A principal purpose of the LRA is “to give effect to and regulate the fundamental rights conferred by section 27 of the Constitution”.   … The LRA is not intended to regulate exhaustively the entire concept of a fair labour practice as contemplated in the Constitution of 1993 nor the present Constitution.   The field is far too wide to be contemplated by single statute”.

This would seem consistent with the position stated by the Constitutional Court in SANDU (and in several earlier decisions).   It is clear that, where a statute gives effect to a constitutional right, that statute must be relied on in the first instance in seeking a remedy for an alleged breach of the right.   And, if the statute is silent, the next question is whether the common law can be interpreted or “developed” in order to provide a remedy.   Only if this is also ruled out does it become possible to rely on the Constitution itself.   Whether the applicant will succeed when doing so, of course, is another matter.   (In NEWU as in Booysen, for example, it failed).   The point is only that the constitutional right cannot be rendered nugatory by the fact that the legislature, for whatever reason, failed to provide for its implementation under all or any circumstances – as Landman J recognised.

The Constitutional Court appears to be making the same point in the SANDU judgment, where it ruled that direct reliance on a constitutional right is possible where the implementing legislation is challenged as “falling short of the constitutional standard”.   If a violation of section 23(1) is alleged for which the LRA makes no specific provision, it might be said that the LRA is “falling short of the constitutional standard” and – barring a common law remedy – no recourse remains but to appeal to section 23(1) itself.

The reasoning of the court in Booysen, as reported above, is very terse but appears to be saying something rather more than this.   It says that the “constitutionality” of the LRA must be specifically challenged before section 23(1) can be relied on – in other words, that in this respect the LRA must be declared to be in conflict with the Constitution, in the sense of violating a basic right (in this case the right to fair labour practices) which the Constitution protects.

Does this follow?   There would seem to be a significant gap between legislation that is unconstitutional (i.e., actively in conflict with the constitutional standard) and legislation that is merely “falling short” of that standard (i.e., failing to provide a remedy under specific circumstances, without expressly excluding a remedy).   In SANDU, “challenging” the legislation appears to be intended in the latter sense whereas, in Booysen, the former is suggested.

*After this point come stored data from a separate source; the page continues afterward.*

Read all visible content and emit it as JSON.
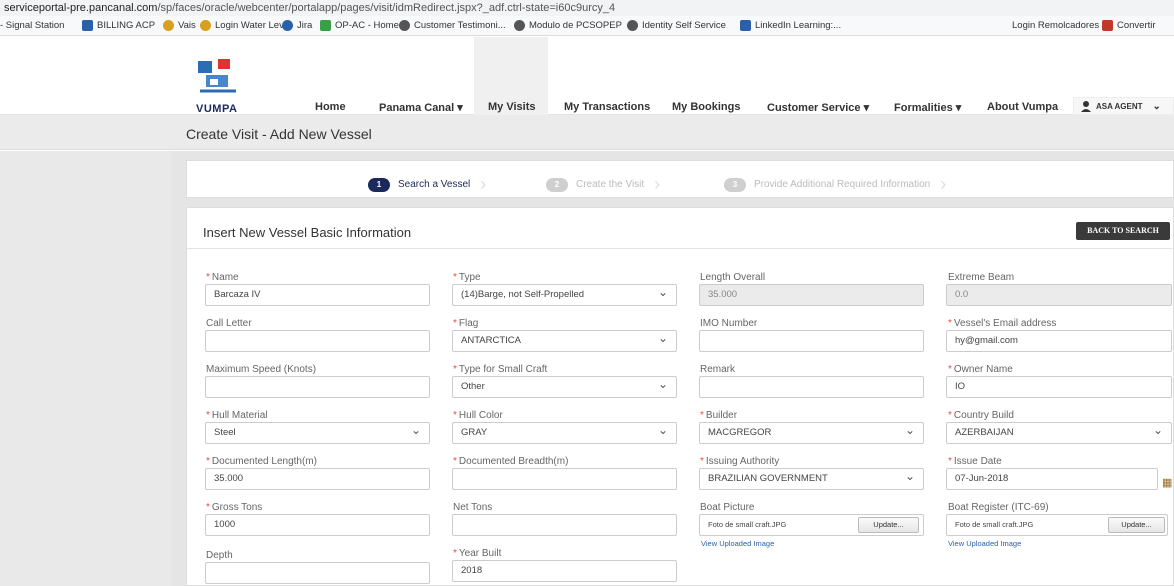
{
  "browser": {
    "url_domain": "serviceportal-pre.pancanal.com",
    "url_path": "/sp/faces/oracle/webcenter/portalapp/pages/visit/idmRedirect.jspx?_adf.ctrl-state=i60c9urcy_4",
    "bookmarks": [
      {
        "label": "- Signal Station",
        "icon_color": ""
      },
      {
        "label": "BILLING ACP",
        "icon_color": "#2b5fa8"
      },
      {
        "label": "Vais",
        "icon_color": "#d8a020"
      },
      {
        "label": "Login Water Level",
        "icon_color": "#d8a020"
      },
      {
        "label": "Jira",
        "icon_color": "#2b5fa8"
      },
      {
        "label": "OP-AC - Home",
        "icon_color": "#3aa047"
      },
      {
        "label": "Customer Testimoni...",
        "icon_color": "#555555"
      },
      {
        "label": "Modulo de PCSOPEP",
        "icon_color": "#555555"
      },
      {
        "label": "Identity Self Service",
        "icon_color": "#555555"
      },
      {
        "label": "LinkedIn Learning:...",
        "icon_color": "#2b5fa8"
      },
      {
        "label": "Login Remolcadores",
        "icon_color": ""
      },
      {
        "label": "Convertir",
        "icon_color": "#c0392b"
      }
    ]
  },
  "nav": {
    "logo_text": "VUMPA",
    "items": [
      "Home",
      "Panama Canal ▾",
      "My Visits",
      "My Transactions",
      "My Bookings",
      "Customer Service ▾",
      "Formalities ▾",
      "About Vumpa"
    ],
    "user": "ASA AGENT"
  },
  "page_title": "Create Visit - Add New Vessel",
  "steps": [
    {
      "num": "1",
      "label": "Search a Vessel"
    },
    {
      "num": "2",
      "label": "Create the Visit"
    },
    {
      "num": "3",
      "label": "Provide Additional Required Information"
    }
  ],
  "panel": {
    "title": "Insert New Vessel Basic Information",
    "back_button": "BACK TO SEARCH"
  },
  "fields": {
    "name": {
      "label": "Name",
      "value": ""
    },
    "type": {
      "label": "Type",
      "value": "(14)Barge, not Self-Propelled"
    },
    "length_overall": {
      "label": "Length Overall",
      "value": "35.000"
    },
    "extreme_beam": {
      "label": "Extreme Beam",
      "value": "0.0"
    },
    "call_letter": {
      "label": "Call Letter",
      "value": ""
    },
    "flag": {
      "label": "Flag",
      "value": "ANTARCTICA"
    },
    "imo_number": {
      "label": "IMO Number",
      "value": ""
    },
    "email": {
      "label": "Vessel's Email address",
      "value": "hy@gmail.com"
    },
    "max_speed": {
      "label": "Maximum Speed (Knots)",
      "value": ""
    },
    "small_craft_type": {
      "label": "Type for Small Craft",
      "value": "Other"
    },
    "remark": {
      "label": "Remark",
      "value": ""
    },
    "owner_name": {
      "label": "Owner Name",
      "value": "IO"
    },
    "hull_material": {
      "label": "Hull Material",
      "value": "Steel"
    },
    "hull_color": {
      "label": "Hull Color",
      "value": "GRAY"
    },
    "builder": {
      "label": "Builder",
      "value": "MACGREGOR"
    },
    "country_build": {
      "label": "Country Build",
      "value": "AZERBAIJAN"
    },
    "doc_length": {
      "label": "Documented Length(m)",
      "value": "35.000"
    },
    "doc_breadth": {
      "label": "Documented Breadth(m)",
      "value": ""
    },
    "issuing_authority": {
      "label": "Issuing Authority",
      "value": "BRAZILIAN GOVERNMENT"
    },
    "issue_date": {
      "label": "Issue Date",
      "value": "07-Jun-2018"
    },
    "gross_tons": {
      "label": "Gross Tons",
      "value": "1000"
    },
    "net_tons": {
      "label": "Net Tons",
      "value": ""
    },
    "boat_picture": {
      "label": "Boat Picture",
      "file": "Foto de small craft.JPG",
      "button": "Update...",
      "link": "View Uploaded Image"
    },
    "boat_register": {
      "label": "Boat Register (ITC-69)",
      "file": "Foto de small craft.JPG",
      "button": "Update...",
      "link": "View Uploaded Image"
    },
    "depth": {
      "label": "Depth",
      "value": ""
    },
    "year_built": {
      "label": "Year Built",
      "value": "2018"
    }
  },
  "colors": {
    "required_marker": "#e84c3d",
    "active_step": "#1a2a5c",
    "inactive_step": "#cfcfcf",
    "back_button_bg": "#3a3a3a"
  }
}
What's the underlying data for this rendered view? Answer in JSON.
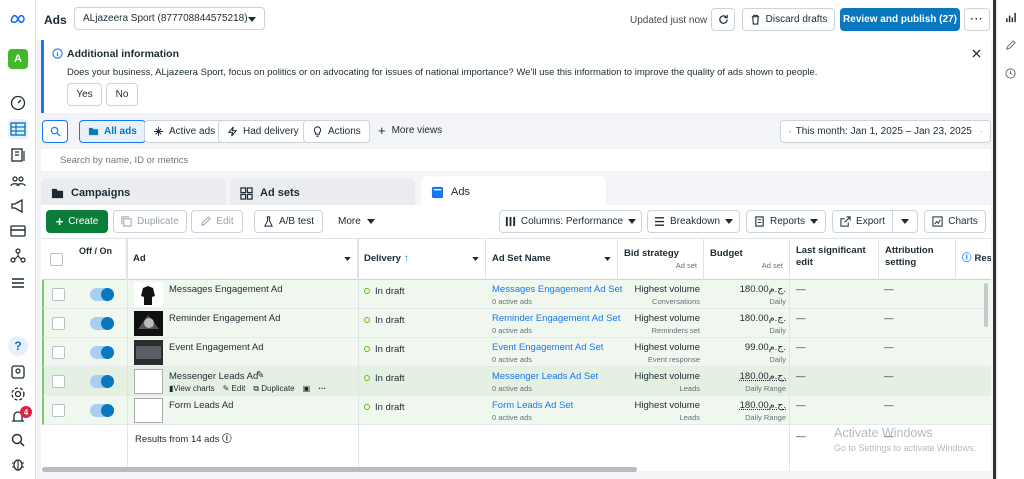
{
  "app": {
    "title": "Ads",
    "account": "ALjazeera Sport (877708844575218)"
  },
  "header": {
    "updated": "Updated just now",
    "discard": "Discard drafts",
    "publish": "Review and publish (27)"
  },
  "leftnav": {
    "avatar": "A",
    "badge": "4",
    "help": "?"
  },
  "banner": {
    "title": "Additional information",
    "text": "Does your business, ALjazeera Sport, focus on politics or on advocating for issues of national importance? We'll use this information to improve the quality of ads shown to people.",
    "yes": "Yes",
    "no": "No"
  },
  "filters": {
    "all_ads": "All ads",
    "active_ads": "Active ads",
    "had_delivery": "Had delivery",
    "actions": "Actions",
    "more_views": "More views",
    "date": "This month: Jan 1, 2025 – Jan 23, 2025"
  },
  "search": {
    "placeholder": "Search by name, ID or metrics"
  },
  "tabs": {
    "campaigns": "Campaigns",
    "adsets": "Ad sets",
    "ads": "Ads"
  },
  "toolbar": {
    "create": "Create",
    "duplicate": "Duplicate",
    "edit": "Edit",
    "abtest": "A/B test",
    "more": "More",
    "columns": "Columns: Performance",
    "breakdown": "Breakdown",
    "reports": "Reports",
    "export": "Export",
    "charts": "Charts"
  },
  "table": {
    "headers": {
      "offon": "Off / On",
      "ad": "Ad",
      "delivery": "Delivery",
      "adset": "Ad Set Name",
      "bid": "Bid strategy",
      "bid_sub": "Ad set",
      "budget": "Budget",
      "budget_sub": "Ad set",
      "lastedit": "Last significant edit",
      "attribution": "Attribution setting",
      "res": "Res"
    },
    "rows": [
      {
        "ad": "Messages Engagement Ad",
        "delivery": "In draft",
        "adset": "Messages Engagement Ad Set",
        "adset_sub": "0 active ads",
        "bid": "Highest volume",
        "bid_sub": "Conversations",
        "budget": "180.00ج.م.",
        "budget_sub": "Daily",
        "last": "—",
        "attr": "—"
      },
      {
        "ad": "Reminder Engagement Ad",
        "delivery": "In draft",
        "adset": "Reminder Engagement Ad Set",
        "adset_sub": "0 active ads",
        "bid": "Highest volume",
        "bid_sub": "Reminders set",
        "budget": "180.00ج.م.",
        "budget_sub": "Daily",
        "last": "—",
        "attr": "—"
      },
      {
        "ad": "Event Engagement Ad",
        "delivery": "In draft",
        "adset": "Event Engagement Ad Set",
        "adset_sub": "0 active ads",
        "bid": "Highest volume",
        "bid_sub": "Event response",
        "budget": "99.00ج.م.",
        "budget_sub": "Daily",
        "last": "—",
        "attr": "—"
      },
      {
        "ad": "Messenger Leads Ad",
        "delivery": "In draft",
        "adset": "Messenger Leads Ad Set",
        "adset_sub": "0 active ads",
        "bid": "Highest volume",
        "bid_sub": "Leads",
        "budget": "180.00ج.م.",
        "budget_sub": "Daily Range",
        "last": "—",
        "attr": "—"
      },
      {
        "ad": "Form Leads Ad",
        "delivery": "In draft",
        "adset": "Form Leads Ad Set",
        "adset_sub": "0 active ads",
        "bid": "Highest volume",
        "bid_sub": "Leads",
        "budget": "180.00ج.م.",
        "budget_sub": "Daily Range",
        "last": "—",
        "attr": "—"
      }
    ],
    "hover_actions": {
      "view": "View charts",
      "edit": "Edit",
      "duplicate": "Duplicate"
    },
    "results": "Results from 14 ads",
    "footer_dashes": [
      "—",
      "—"
    ]
  },
  "watermark": {
    "title": "Activate Windows",
    "sub": "Go to Settings to activate Windows."
  }
}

The difference is not merely formal.   Establishing “unconstitutionality” (in the sense of an impermissible infringement of a basic right) requires a detailed analysis of the impugned provision in terms of section 36(1) of the Constitution.   This may well be hotly contested, and there is a wealth of case law on this.

Establishing that legislation “falls short” of the constitutional standard is a wholly different exercise.   The fact that (for example) the LRA offered no remedy to the applicants in NEWU and Booysen (and various other matters) was not in dispute.   The only question was whether, that being so, the conduct of which they complained amounted to a violation of their underlying constitutional right.

But, once the court moves on to considering this question, it is in effect assuming jurisdiction to entertain the dispute on the basis of the Constitution itself.   In Booysen the court declined to take this step, short of a challenge of the “constitutionality” of the LRA.   Is this what the Constitutional Court meant by its judgment in SANDU and previous matters?